Specific solutions that will be used to leverage what Connolly calls "Aetna's significant informatics capability" include both data warehouses and rules- and expert-based systems. In terms of information delivery, Connolly plans to use "the channels of choice: Web, phone, EDI."

Information Is Power

With projects in the pipeline to improve information delivery at every point in the healthcare value chain, one initiative that is already underway delivers information to consumers to improve their ability to manage and plan healthcare costs. Accessible through the Aetna Navigator Web portal, the "Estimate the Cost of Care" suite of tools provides an interactive means to view cost information related to a range of services, including prescription drugs, medical tests and various medical and dental procedures. The tool also provides a comparison of estimated average in- and out-of-network costs.

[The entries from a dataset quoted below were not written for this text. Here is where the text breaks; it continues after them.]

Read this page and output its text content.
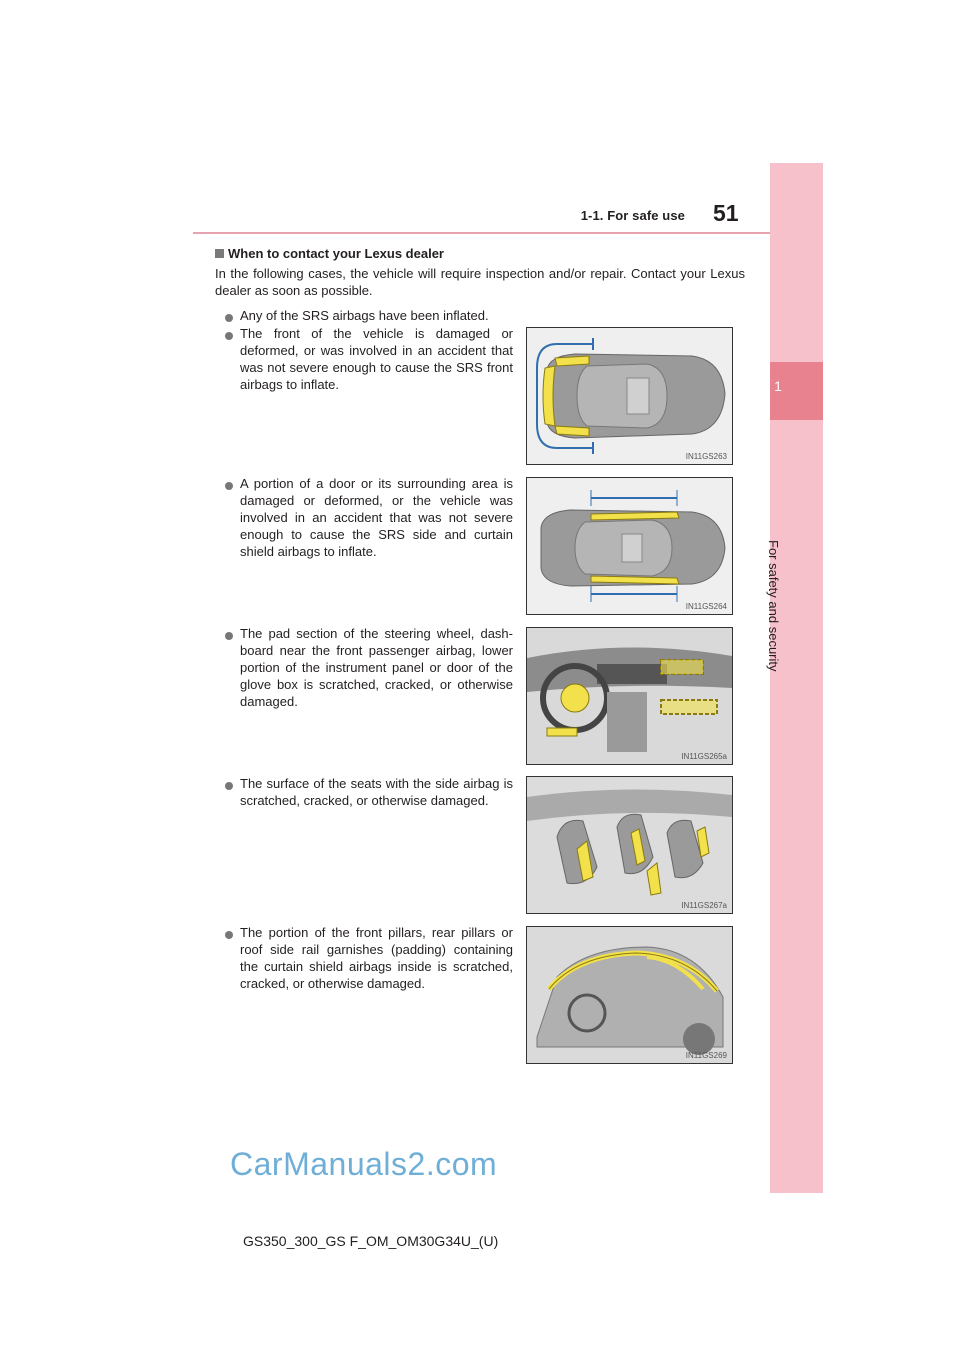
1-1. For safe use 51
1
For safety and security
When to contact your Lexus dealer
In the following cases, the vehicle will require inspection and/or repair. Contact your Lexus dealer as soon as possible.
Any of the SRS airbags have been inflated.
The front of the vehicle is damaged or deformed, or was involved in an accident that was not severe enough to cause the SRS front airbags to inflate.
IN11GS263
A portion of a door or its surrounding area is damaged or deformed, or the vehicle was involved in an accident that was not severe enough to cause the SRS side and curtain shield airbags to inflate.
IN11GS264
The pad section of the steering wheel, dash-board near the front passenger airbag, lower portion of the instrument panel or door of the glove box is scratched, cracked, or otherwise damaged.
IN11GS265a
The surface of the seats with the side airbag is scratched, cracked, or otherwise damaged.
IN11GS267a
The portion of the front pillars, rear pillars or roof side rail garnishes (padding) containing the curtain shield airbags inside is scratched, cracked, or otherwise damaged.
IN11GS269
CarManuals2.com
GS350_300_GS F_OM_OM30G34U_(U)
carmanualsonline.info
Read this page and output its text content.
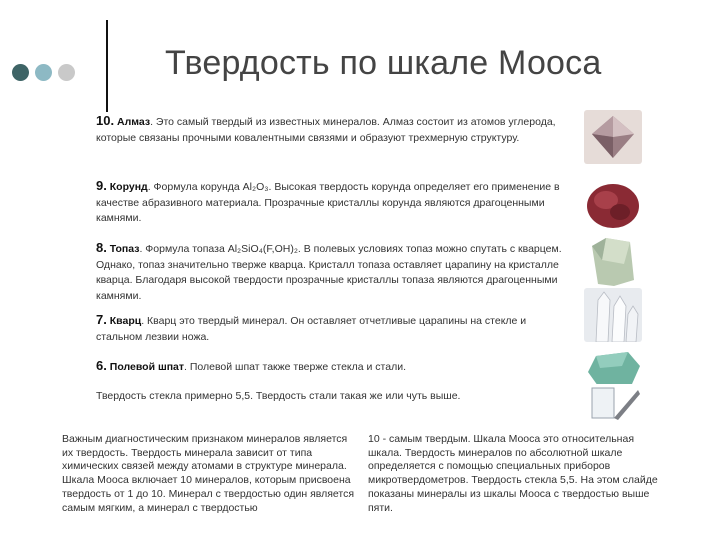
Твердость по шкале Мооса
10. Алмаз. Это самый твердый из известных минералов. Алмаз состоит из атомов углерода, которые связаны прочными ковалентными связями и образуют трехмерную структуру.
9. Корунд. Формула корунда Al₂O₃. Высокая твердость корунда определяет его применение в качестве абразивного материала. Прозрачные кристаллы корунда являются драгоценными камнями.
8. Топаз. Формула топаза Al₂SiO₄(F,OH)₂. В полевых условиях топаз можно спутать с кварцем. Однако, топаз значительно тверже кварца. Кристалл топаза оставляет царапину на кристалле кварца. Благодаря высокой твердости прозрачные кристаллы топаза являются драгоценными камнями.
7. Кварц. Кварц это твердый минерал. Он оставляет отчетливые царапины на стекле и стальном лезвии ножа.
6. Полевой шпат. Полевой шпат также тверже стекла и стали.
Твердость стекла примерно 5,5. Твердость стали такая же или чуть выше.
Важным диагностическим признаком минералов является их твердость. Твердость минерала зависит от типа химических связей между атомами в структуре минерала. Шкала Мооса включает 10 минералов, которым присвоена твердость от 1 до 10. Минерал с твердостью один является самым мягким, а минерал с твердостью
10 - самым твердым. Шкала Мооса это относительная шкала. Твердость минералов по абсолютной шкале определяется с помощью специальных приборов микротвердометров. Твердость стекла 5,5. На этом слайде показаны минералы из шкалы Мооса с твердостью выше пяти.
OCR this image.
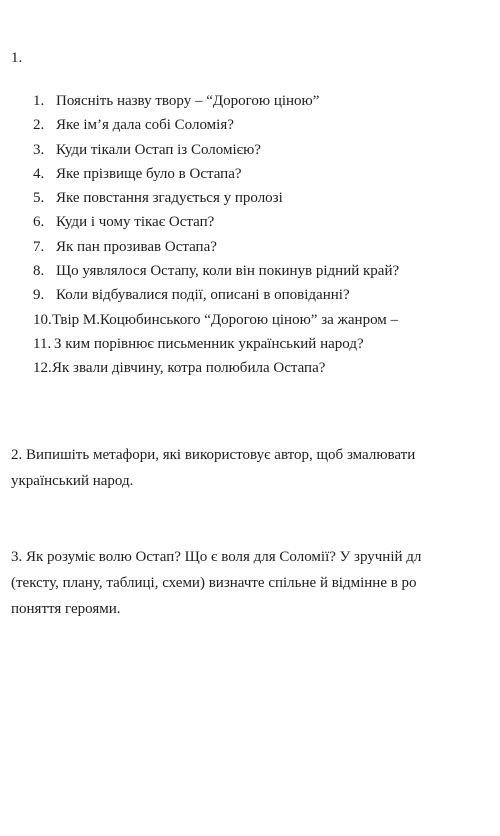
1.
1. Поясніть назву твору – “Дорогою ціною”
2. Яке ім’я дала собі Соломія?
3. Куди тікали Остап із Соломією?
4. Яке прізвище було в Остапа?
5. Яке повстання згадується у пролозі
6. Куди і чому тікає Остап?
7. Як пан прозивав Остапа?
8. Що уявлялося Остапу, коли він покинув рідний край?
9. Коли відбувалися події, описані в оповіданні?
10. Твір М.Коцюбинського “Дорогою ціною” за жанром –
11. З ким порівнює письменник український народ?
12. Як звали дівчину, котра полюбила Остапа?

2. Випишіть метафори, які використовує автор, щоб змалювати

український народ.

3. Як розуміє волю Остап? Що є воля для Соломії? У зручній дл

(тексту, плану, таблиці, схеми) визначте спільне й відмінне в ро

поняття героями.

While this suite of tools is just one example of the way in which information can be "used in a more heuristic manner to help people better manage medical costs," according to Connolly, he ultimately sees this as one piece of the overall strategic vision for Aetna. "We have a management team here that has a significant commitment and involvement in having technology support business strategy," explains Connolly. "To that end, we are getting information out to people so they can not only look at costs, but options for care, and, ultimately, change the way in which decisions are made at the point of care."